The introduction of vegetable oils in the 1960’s was pushed by a hypothesis that said saturated fats are the root cause of illness. This movement also attempted to push that cholesterol was bad for you, eggs, bacon, steak, and whole milk and making your body sick, disease ridden, and turning you fat. While this narrative is still being successfully pushed into the minds of those who have not spent much time researching or studying up to date nutritional science, people like Paul Saladino and Mikhaila Peterson have thrived in their health living off only animal foods, primarily red meat, water, salt, and some honey. Paul reversed his once horrible eczema that he had, even on a vegan diet. Peterson reversed depression, arthritis, inflammation, and began to be able to live again. The science of food intolerances, anti-nutrients in plant foods, and the carnivore diet is a discussion for another day. 

As nutritional science has furthered it’s research, the carbohydrate-insulin hypothesis has become less and less credible and the high consumption of omega 6 polyunsaturated fatty acids have become a greater issue. A recent study revealed the weight gain that is induced from a high consumption of these oils. Forget gluten-free, vegetable oil-free is even more difficult! The majority of every packaged food has one of these pro-inflammatory oils in them regardless whether its vegan, gluten free, plant based, etc. You’ll find vegetable oils in everything from potato chips, crackers, cookies, muffins, sauces, cereal, plant-based foods, and even hummus!
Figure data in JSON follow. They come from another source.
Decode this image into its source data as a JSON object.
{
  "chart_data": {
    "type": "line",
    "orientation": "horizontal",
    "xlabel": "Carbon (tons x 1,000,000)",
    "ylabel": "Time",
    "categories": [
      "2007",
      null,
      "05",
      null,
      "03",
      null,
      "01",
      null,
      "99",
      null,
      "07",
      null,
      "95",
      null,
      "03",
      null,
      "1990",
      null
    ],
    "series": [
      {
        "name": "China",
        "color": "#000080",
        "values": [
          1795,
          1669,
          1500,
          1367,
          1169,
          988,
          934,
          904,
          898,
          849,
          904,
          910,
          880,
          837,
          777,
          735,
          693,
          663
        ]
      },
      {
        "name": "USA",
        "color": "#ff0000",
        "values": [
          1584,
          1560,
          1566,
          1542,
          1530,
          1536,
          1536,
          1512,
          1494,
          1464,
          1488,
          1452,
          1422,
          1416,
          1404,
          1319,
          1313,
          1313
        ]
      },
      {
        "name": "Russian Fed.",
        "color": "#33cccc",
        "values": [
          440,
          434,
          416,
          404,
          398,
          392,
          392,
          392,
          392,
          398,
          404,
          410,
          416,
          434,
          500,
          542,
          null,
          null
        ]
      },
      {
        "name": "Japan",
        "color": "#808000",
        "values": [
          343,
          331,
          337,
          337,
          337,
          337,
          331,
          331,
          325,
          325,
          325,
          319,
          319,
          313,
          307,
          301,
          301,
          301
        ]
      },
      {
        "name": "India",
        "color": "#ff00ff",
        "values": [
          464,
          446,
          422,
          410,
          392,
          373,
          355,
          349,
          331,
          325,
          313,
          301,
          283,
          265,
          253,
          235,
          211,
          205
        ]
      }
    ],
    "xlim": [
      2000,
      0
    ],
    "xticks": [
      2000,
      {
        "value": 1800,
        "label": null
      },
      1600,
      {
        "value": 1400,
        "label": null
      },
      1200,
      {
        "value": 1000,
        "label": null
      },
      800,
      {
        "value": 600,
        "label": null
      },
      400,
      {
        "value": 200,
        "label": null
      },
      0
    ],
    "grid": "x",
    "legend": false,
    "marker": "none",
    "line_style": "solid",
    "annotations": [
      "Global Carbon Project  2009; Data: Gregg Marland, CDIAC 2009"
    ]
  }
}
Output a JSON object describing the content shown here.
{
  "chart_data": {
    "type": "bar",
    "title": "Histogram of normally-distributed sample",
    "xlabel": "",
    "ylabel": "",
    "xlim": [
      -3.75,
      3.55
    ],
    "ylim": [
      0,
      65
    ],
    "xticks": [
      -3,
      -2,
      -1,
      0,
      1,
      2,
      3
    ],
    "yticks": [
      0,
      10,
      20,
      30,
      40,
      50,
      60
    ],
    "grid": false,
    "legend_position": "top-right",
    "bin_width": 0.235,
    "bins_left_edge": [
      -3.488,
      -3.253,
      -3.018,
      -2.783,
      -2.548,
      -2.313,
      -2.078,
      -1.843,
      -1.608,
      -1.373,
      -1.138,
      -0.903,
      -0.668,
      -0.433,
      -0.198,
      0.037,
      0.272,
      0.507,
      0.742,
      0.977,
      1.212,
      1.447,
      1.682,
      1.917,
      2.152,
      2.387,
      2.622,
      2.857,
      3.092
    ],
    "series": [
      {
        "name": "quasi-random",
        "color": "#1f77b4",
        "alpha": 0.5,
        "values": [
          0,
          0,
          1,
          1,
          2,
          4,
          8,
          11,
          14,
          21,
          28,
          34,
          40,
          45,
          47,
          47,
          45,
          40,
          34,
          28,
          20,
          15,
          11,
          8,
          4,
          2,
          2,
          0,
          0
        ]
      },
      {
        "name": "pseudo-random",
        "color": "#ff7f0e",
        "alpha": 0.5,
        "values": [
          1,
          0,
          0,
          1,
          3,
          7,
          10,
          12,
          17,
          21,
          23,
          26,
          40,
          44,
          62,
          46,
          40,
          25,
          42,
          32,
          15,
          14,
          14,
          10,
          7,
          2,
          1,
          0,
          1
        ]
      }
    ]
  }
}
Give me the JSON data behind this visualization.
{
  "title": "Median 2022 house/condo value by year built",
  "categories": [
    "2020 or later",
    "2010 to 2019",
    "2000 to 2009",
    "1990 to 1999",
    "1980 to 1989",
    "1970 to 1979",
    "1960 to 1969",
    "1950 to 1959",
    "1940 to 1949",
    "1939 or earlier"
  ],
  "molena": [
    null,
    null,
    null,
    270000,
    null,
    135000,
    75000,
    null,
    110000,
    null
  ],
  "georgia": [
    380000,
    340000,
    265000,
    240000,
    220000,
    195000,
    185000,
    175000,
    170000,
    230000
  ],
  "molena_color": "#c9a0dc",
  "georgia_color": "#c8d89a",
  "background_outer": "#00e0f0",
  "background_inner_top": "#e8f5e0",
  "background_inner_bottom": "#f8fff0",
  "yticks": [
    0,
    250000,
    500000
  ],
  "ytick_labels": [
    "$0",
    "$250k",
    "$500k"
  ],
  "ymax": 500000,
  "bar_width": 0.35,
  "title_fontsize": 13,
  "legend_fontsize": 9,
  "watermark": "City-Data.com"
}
Conclusion: Putting aside the other factors such as hormones, blood sugar, insulin, sleep, and salt, it is clear that calorically speaking vegetable oil is what continues to dominate the western American diet. Vegetable oil is often always enjoined with salt, sugar, and refined grains. Steering clear of vegetable oil is going to push towards eating more whole foods which are higher in volume, more nutrient dense, and lower in calories. The sneaky ingredient has found its way into nearly every packaged food, even the ones touted healthy.